What shifted global attention was not a regulation or a report, but a photograph. W. Eugene Smith’s Tomoko Uemura in Her Bath transformed environmental harm from data into truth, mobilising international outrage and legal action — tragically late, but finally unavoidable.

Without that moment of awareness, the crime might have remained obscured indefinitely. This is the power of awareness: it turns invisible harm into collective responsibility.

At its core, awareness is inseparable from data and data has the potential to transform awareness into action.

This relationship is not one-directional. Once awareness is established, it actively generates more data. It prompts further inquiry, deeper analysis, and additional documentation that reveal dimensions previously unseen or unacknowledged.

And yet, the growth of data and awareness also exposes a deeper failure. Even when harm is visible, measured, and undeniable, it continues. This reveals that the challenge is no longer informational, but relational: we still act as though environmental destruction is separate from human survival.

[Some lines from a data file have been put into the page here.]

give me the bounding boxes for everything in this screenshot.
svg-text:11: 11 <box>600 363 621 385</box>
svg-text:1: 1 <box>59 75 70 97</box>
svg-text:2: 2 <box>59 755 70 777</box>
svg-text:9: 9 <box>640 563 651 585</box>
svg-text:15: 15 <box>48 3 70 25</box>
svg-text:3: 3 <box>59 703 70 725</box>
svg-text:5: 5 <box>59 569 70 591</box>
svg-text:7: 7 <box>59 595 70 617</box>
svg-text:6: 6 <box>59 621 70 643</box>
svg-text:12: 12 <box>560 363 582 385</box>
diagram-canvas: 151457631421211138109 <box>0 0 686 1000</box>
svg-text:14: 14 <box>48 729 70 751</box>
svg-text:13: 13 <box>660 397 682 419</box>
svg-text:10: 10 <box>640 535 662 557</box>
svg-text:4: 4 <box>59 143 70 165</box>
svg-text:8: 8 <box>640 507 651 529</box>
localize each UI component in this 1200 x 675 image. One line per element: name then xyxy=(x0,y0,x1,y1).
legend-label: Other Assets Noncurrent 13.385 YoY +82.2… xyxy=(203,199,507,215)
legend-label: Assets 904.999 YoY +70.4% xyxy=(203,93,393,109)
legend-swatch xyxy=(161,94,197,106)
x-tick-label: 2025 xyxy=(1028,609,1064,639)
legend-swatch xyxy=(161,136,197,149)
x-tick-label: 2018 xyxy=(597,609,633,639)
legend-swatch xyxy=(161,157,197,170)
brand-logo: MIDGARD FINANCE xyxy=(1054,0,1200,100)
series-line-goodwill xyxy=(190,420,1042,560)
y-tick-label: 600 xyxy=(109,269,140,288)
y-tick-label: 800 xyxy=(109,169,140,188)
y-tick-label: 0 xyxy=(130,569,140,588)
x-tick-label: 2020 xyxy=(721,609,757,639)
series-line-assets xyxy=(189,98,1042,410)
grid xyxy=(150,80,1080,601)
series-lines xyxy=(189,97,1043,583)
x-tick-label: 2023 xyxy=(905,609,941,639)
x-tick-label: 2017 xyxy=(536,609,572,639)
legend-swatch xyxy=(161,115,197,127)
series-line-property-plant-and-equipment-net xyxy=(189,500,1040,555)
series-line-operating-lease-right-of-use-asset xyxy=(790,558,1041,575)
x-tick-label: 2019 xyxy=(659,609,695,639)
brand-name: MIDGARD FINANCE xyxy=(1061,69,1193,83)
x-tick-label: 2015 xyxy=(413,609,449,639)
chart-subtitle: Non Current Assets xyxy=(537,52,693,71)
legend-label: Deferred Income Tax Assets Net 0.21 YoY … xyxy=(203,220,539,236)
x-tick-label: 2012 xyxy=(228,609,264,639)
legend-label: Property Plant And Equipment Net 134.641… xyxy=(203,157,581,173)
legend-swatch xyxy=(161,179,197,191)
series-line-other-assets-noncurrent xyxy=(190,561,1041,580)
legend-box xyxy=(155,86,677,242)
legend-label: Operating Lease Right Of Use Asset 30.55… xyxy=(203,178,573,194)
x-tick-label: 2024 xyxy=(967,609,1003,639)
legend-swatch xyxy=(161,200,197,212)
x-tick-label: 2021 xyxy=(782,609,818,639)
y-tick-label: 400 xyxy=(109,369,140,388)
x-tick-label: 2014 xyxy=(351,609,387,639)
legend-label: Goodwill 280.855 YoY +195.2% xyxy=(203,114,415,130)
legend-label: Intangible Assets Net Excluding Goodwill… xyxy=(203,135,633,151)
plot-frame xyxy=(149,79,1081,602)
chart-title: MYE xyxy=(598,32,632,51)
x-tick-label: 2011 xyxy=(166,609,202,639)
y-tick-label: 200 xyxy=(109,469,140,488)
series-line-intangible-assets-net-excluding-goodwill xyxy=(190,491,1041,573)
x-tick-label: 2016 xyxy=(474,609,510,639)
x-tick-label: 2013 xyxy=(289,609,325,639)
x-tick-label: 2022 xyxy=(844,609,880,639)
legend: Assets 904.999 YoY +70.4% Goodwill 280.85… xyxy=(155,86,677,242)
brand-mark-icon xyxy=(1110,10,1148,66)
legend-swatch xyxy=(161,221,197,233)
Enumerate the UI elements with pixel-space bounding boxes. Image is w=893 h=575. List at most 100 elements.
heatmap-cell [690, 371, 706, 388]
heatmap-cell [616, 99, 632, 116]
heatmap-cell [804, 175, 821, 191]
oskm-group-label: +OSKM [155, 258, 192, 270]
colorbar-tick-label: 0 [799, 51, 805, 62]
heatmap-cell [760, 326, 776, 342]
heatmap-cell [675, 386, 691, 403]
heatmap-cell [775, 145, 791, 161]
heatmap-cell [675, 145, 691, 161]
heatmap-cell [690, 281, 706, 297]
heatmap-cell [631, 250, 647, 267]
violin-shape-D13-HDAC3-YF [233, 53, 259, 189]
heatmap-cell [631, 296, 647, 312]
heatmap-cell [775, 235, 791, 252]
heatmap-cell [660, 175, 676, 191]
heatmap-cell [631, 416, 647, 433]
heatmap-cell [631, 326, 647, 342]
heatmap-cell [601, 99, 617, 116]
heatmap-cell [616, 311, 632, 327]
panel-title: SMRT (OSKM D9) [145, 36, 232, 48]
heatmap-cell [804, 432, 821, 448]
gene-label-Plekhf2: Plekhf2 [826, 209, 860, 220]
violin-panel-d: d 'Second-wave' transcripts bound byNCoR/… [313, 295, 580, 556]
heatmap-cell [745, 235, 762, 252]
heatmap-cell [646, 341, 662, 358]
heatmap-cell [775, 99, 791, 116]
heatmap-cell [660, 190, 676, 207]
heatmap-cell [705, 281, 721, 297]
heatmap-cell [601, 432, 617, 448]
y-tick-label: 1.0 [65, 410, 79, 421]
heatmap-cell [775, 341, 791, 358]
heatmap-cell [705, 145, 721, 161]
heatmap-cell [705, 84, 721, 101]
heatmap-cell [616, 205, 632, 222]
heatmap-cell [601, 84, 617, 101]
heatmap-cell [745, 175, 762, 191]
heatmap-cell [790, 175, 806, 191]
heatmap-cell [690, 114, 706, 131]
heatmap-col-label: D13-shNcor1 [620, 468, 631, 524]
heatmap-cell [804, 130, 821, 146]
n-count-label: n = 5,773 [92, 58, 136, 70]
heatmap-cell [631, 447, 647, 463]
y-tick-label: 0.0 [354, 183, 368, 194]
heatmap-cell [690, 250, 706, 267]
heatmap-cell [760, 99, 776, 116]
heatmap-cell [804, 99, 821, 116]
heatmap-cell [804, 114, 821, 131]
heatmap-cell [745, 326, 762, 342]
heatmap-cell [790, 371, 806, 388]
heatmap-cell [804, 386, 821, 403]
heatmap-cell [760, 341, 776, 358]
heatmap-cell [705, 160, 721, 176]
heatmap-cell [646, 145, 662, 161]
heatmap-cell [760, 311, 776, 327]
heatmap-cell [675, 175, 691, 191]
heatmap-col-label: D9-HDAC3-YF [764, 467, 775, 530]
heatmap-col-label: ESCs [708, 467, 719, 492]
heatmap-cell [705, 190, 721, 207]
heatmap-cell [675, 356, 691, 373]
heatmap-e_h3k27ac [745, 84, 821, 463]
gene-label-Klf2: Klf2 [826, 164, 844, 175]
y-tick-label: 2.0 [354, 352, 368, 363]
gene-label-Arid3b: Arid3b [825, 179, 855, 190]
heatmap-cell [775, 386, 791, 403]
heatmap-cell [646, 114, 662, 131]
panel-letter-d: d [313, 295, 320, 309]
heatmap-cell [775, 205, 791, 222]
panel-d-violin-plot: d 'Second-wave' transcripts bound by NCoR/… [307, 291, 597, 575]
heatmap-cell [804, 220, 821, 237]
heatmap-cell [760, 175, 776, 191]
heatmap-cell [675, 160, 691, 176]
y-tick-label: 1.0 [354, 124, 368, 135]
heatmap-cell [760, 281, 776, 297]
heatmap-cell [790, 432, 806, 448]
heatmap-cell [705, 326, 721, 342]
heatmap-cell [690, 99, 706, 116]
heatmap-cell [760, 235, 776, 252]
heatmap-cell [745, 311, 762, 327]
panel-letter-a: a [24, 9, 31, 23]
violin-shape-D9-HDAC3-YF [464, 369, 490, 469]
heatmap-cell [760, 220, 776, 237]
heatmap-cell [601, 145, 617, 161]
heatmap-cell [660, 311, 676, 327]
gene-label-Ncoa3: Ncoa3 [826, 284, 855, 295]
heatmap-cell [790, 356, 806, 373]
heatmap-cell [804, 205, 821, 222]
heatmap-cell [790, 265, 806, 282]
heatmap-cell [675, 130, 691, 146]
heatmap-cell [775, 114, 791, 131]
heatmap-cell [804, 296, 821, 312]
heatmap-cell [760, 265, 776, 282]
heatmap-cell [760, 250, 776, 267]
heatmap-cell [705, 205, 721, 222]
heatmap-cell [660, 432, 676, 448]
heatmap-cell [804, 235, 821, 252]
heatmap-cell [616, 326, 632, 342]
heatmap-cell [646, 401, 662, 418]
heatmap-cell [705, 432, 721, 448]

Ecocide does not begin when destruction becomes visible from space. It begins earlier, in the decisions that determine what forms of harm are tolerated, excused, or normalised.

This is not a claim that every instance of environmental harm is equivalent, nor that scale does not matter. It is a recognition that large-scale destruction becomes possible only because smaller harms are repeatedly permitted to pass without consequence.

Recognising early harm, not as ecocide itself but as a warning signal, is not sentimental. It is strategic and preventative. Law matters here not because it protects every life in isolation, but because it sets limits before patterns of damage become entrenched and irreversible.

If we fail to set credible limits early, we will struggle to enforce them later. And if we succeed, we may yet redefine what counts as “bad enough” before intervention comes too late.